The King City Rustler is a publication that serves King City in southern Monterey County, California. The newspaper covers local news, sports, events, business, community and agriculture. The King City Rustler was purchased in July 2019 by California publisher New SV Media, whose products also include the Greenfield News, Soledad Bee,  Gonzales Tribune, Gilroy Dispatch, Morgan Hill Times and Hollister Free Lance. Prior to that, it was owned for 23 years by the Illinois-based News Media Corporation, which specializes in community newspapers. It is published every Wednesday with an estimated circulation of 2,850.
In 2017, Ryan Cronk was named editor and he is the current managing editor.

History 
The King City Rustler was first published May 11, 1901. It was originally published by Frederick Godfrey Vivian under Vivian & Co. was owned by the Vivian-Casey family, passing from founder Fred Vivian to his daughter Beatrice Vivian Casey and grandson Harry Casey until 1995, when it was sold to News Media Corporation.
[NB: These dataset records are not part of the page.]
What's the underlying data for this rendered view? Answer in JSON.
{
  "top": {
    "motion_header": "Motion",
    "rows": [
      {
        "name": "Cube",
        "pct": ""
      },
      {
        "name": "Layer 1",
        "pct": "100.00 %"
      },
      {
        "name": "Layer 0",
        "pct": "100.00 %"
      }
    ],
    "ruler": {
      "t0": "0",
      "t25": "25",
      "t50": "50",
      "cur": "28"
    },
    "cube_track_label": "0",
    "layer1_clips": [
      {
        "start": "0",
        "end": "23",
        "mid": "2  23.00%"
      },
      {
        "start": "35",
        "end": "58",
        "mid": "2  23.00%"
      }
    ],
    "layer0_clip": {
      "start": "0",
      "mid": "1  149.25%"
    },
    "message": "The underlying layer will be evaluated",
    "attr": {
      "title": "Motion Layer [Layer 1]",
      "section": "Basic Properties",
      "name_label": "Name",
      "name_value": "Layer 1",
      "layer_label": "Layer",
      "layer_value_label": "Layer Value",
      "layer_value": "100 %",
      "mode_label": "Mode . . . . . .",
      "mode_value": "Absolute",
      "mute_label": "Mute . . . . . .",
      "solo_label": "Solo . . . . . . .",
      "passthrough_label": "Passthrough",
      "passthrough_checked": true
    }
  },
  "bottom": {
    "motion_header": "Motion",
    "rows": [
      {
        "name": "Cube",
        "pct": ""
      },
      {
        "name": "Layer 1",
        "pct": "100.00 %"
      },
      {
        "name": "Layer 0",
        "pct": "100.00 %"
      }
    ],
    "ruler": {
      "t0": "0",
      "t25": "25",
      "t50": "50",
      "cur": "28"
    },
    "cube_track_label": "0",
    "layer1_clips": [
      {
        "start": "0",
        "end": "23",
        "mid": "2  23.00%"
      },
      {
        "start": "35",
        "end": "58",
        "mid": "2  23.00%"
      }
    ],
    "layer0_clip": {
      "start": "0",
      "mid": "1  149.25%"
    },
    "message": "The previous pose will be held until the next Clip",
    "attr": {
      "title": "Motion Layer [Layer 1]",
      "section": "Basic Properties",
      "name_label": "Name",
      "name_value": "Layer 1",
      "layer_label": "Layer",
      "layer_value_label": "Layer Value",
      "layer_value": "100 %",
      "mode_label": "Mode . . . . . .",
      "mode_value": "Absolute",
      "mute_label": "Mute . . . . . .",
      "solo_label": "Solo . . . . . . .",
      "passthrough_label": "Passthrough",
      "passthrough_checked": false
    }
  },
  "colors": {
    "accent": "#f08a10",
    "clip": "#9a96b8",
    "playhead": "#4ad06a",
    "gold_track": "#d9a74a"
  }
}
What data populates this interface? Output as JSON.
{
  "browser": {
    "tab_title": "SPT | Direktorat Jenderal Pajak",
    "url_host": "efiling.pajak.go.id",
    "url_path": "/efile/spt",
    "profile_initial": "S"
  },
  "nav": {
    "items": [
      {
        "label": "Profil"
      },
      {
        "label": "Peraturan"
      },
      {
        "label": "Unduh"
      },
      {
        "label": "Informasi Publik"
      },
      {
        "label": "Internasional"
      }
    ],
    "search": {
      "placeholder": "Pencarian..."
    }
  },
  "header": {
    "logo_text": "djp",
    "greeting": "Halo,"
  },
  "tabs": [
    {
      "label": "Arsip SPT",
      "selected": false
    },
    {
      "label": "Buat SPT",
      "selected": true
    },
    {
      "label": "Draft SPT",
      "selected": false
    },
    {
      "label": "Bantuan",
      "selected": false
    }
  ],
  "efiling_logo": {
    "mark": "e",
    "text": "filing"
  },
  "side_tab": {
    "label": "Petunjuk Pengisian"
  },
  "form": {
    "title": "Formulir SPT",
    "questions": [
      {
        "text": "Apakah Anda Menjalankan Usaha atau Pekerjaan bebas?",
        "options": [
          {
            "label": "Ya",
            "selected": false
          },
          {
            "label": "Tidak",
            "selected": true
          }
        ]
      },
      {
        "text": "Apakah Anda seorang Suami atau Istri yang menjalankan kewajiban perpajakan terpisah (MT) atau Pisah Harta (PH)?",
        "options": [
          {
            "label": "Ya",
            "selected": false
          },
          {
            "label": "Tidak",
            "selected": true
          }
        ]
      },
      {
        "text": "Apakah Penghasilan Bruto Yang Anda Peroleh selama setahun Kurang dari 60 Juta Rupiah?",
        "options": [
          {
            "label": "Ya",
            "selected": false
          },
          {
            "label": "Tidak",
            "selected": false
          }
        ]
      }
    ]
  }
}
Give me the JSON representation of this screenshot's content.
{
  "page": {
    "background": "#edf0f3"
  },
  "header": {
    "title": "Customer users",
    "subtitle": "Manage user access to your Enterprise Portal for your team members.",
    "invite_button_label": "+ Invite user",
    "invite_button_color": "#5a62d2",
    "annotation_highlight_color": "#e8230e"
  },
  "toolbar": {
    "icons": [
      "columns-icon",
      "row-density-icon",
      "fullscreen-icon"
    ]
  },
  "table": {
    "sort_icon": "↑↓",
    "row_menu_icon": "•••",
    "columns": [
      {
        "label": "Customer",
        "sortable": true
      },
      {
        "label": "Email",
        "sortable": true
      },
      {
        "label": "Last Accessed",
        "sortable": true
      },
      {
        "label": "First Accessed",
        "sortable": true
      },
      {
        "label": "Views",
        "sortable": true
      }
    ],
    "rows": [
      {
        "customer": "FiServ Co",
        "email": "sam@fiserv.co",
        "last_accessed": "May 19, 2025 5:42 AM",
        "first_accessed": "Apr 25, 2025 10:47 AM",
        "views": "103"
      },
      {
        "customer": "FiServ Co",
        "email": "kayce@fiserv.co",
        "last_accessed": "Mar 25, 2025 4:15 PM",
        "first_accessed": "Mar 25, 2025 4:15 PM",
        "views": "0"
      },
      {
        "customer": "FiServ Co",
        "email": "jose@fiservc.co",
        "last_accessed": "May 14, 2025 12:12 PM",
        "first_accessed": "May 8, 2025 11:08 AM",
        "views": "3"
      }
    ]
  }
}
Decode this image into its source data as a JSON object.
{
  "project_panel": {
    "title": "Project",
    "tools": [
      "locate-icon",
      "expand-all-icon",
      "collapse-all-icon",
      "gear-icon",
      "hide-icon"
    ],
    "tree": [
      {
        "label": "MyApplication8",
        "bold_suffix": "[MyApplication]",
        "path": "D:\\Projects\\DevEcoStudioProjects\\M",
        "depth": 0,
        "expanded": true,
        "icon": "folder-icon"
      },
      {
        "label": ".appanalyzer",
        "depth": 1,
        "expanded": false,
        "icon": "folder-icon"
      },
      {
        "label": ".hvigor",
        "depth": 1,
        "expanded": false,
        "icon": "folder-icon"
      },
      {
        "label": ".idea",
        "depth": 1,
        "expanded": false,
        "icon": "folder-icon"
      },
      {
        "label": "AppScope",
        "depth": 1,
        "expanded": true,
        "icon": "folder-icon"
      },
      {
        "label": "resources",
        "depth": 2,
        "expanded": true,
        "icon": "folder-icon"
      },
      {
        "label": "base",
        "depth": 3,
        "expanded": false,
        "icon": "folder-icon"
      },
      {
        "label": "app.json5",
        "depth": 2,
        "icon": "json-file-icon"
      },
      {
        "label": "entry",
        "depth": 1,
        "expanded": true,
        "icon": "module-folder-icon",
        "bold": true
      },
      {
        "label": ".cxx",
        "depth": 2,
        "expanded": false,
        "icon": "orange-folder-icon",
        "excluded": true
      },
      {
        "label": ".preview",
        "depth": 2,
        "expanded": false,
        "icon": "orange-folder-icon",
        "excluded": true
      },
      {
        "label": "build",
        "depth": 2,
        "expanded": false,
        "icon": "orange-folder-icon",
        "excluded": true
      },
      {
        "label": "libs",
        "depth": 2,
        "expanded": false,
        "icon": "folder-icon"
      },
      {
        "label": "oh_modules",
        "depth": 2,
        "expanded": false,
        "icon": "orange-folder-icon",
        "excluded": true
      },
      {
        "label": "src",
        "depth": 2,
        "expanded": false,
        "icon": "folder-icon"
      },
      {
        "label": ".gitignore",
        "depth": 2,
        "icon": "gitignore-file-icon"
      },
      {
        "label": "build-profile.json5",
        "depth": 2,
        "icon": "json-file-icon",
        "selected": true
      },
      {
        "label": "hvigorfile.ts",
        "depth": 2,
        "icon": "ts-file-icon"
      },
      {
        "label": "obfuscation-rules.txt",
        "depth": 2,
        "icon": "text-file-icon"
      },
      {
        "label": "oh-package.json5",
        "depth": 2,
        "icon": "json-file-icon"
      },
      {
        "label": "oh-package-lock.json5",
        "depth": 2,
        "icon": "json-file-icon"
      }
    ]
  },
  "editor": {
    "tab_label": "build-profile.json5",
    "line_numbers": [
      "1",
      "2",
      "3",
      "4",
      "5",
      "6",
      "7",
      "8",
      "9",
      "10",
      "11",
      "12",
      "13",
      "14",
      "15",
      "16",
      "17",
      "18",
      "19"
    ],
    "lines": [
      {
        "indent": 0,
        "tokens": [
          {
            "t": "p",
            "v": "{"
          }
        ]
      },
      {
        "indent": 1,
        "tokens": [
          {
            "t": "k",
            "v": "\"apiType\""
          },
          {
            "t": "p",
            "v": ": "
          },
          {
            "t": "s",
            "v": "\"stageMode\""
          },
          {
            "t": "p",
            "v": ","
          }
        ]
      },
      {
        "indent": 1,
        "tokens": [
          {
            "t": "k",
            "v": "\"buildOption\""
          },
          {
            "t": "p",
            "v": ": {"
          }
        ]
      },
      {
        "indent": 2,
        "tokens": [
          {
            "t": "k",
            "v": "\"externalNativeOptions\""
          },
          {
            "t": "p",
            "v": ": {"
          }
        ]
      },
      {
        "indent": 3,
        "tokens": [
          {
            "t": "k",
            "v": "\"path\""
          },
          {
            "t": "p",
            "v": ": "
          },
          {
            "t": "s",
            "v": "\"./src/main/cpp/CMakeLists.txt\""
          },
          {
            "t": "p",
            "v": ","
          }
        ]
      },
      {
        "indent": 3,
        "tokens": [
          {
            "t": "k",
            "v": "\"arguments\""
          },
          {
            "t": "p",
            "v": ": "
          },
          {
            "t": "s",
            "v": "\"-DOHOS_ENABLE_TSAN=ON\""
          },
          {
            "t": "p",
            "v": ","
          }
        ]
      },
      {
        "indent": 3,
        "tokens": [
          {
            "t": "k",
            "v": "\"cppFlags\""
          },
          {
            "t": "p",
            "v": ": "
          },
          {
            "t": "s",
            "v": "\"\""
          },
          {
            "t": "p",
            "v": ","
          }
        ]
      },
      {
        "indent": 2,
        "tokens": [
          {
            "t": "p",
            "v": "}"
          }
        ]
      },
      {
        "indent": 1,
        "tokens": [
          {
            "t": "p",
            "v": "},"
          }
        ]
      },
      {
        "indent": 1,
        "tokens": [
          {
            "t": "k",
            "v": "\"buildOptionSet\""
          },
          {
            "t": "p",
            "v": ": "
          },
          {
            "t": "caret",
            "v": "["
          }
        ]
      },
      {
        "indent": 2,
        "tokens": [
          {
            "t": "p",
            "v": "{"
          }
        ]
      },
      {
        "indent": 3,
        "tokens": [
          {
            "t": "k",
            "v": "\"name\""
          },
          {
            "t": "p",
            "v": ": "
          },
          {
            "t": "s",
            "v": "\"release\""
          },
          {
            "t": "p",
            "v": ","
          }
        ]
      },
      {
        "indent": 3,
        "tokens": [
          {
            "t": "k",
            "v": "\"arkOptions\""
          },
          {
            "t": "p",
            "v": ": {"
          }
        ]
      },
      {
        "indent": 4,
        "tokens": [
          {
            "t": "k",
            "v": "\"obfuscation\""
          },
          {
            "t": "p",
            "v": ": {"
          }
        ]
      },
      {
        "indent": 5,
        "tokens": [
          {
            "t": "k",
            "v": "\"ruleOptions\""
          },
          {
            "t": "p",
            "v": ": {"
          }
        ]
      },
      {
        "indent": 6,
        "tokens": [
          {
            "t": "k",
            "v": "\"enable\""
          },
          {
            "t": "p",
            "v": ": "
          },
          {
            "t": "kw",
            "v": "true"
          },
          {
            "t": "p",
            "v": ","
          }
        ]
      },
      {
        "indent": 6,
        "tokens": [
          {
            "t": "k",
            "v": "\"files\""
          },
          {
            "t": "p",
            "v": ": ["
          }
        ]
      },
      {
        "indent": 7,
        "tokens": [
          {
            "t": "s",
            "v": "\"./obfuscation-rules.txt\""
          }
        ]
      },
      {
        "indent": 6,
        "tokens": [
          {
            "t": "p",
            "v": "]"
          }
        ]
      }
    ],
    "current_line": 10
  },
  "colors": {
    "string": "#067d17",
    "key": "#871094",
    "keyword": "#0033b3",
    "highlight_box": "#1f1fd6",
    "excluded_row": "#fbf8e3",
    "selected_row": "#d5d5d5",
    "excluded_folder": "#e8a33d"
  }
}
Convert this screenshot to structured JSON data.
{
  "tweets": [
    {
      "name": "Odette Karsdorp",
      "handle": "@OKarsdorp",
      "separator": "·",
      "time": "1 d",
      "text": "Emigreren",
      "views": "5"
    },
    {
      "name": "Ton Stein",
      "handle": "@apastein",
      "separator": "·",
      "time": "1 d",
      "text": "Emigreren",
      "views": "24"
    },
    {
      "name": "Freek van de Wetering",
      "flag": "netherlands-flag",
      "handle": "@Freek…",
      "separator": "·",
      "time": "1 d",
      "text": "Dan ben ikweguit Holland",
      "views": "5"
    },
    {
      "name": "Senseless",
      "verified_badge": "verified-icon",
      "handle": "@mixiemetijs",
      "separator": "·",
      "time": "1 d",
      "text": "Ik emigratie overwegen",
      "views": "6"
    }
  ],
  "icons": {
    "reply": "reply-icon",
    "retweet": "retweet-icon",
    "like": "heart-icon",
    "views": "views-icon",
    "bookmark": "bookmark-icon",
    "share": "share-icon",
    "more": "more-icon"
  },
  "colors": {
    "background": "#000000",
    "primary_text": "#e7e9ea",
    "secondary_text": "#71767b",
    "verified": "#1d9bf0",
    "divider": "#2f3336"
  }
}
Founder Fred Vivian was a scribe whose dream was to bring the Salinas Valley under irrigation. He first decided to publish a sheet on the irrigation prospects of King City and the surrounding area. He was known as "Visionary Vivian" and often offended the local land barons whose land grants he dreamed of cutting up and turning into small farms. Due to his efforts and the publication of a special "Irrigation Edition" of the paper, Vivian was appointed to membership on the state advisory board in 1911 and attended the Irrigation Congress in Chicago. Today, the publication maintains a "Focus on Agriculture" section.

In 1929, the King City Rustler became a bi-weekly publication.

Awards 
Founder Fred Vivian and grandson Harry Casey are both members of the California Newspaper Hall of Fame.